Patrick van der Meer (46) and Zippo were the first Dutch partnership into the ring, scoring 71.114, and Diederik van Silfhout added a competitive 72.528 with Four Seasons to back that up. But van Silfhout’s Danish pupil Anna Zibrandtsen (23) and Arlando, the brilliant horse her Dutch tutor steered to team gold at the FEI European Championships in Aachen (GER) in 2015, produced a stunning performance to earn a mark of 72.957 which, when added to team-mate Agnete Kirk Thinggaard’s 70.629 with Jojo AZ ensured the Danes are right in the mix.

Only the second German partnership of Dorothee Schneider and Sammy Davis Jr pinned Zibrandtsen back to third place when putting a mark of 74.585 on the board.
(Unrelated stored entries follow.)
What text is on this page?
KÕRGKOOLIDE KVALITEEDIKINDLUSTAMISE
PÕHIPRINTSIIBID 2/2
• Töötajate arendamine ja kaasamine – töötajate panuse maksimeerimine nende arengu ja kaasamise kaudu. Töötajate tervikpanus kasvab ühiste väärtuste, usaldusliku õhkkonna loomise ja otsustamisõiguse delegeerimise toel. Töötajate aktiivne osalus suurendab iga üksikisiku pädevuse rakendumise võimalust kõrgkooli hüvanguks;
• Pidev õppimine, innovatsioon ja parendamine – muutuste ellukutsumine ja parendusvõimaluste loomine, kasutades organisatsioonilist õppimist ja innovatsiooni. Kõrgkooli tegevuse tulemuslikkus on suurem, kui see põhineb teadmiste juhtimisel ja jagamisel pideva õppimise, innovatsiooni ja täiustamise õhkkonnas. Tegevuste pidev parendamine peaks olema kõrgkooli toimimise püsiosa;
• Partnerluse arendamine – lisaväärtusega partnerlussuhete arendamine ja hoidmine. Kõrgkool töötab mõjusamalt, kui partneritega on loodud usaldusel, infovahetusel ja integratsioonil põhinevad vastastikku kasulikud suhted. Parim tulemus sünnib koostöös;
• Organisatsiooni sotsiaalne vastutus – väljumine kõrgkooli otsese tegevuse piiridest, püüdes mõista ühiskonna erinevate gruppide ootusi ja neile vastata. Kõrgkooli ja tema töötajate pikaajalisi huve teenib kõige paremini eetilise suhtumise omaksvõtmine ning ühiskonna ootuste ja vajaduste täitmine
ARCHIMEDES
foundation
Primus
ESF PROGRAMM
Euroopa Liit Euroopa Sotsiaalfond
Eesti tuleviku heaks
Sweden’s Tinne Vilhelmson Silfven and Paridon Magi’s 72.857 filled fourth slot.

Austria, Spain, France, Russia, Finland and Belarus are lining up between fifth and 11th places, but don’t discount the British yet. Down a man since Gareth Hughes withdrew Don Carissimo they could still be in with a shout according to Emile Faurie who steered another relative novice, the 12-year-old Lollipop, into sixth spot on a mark of 72.285.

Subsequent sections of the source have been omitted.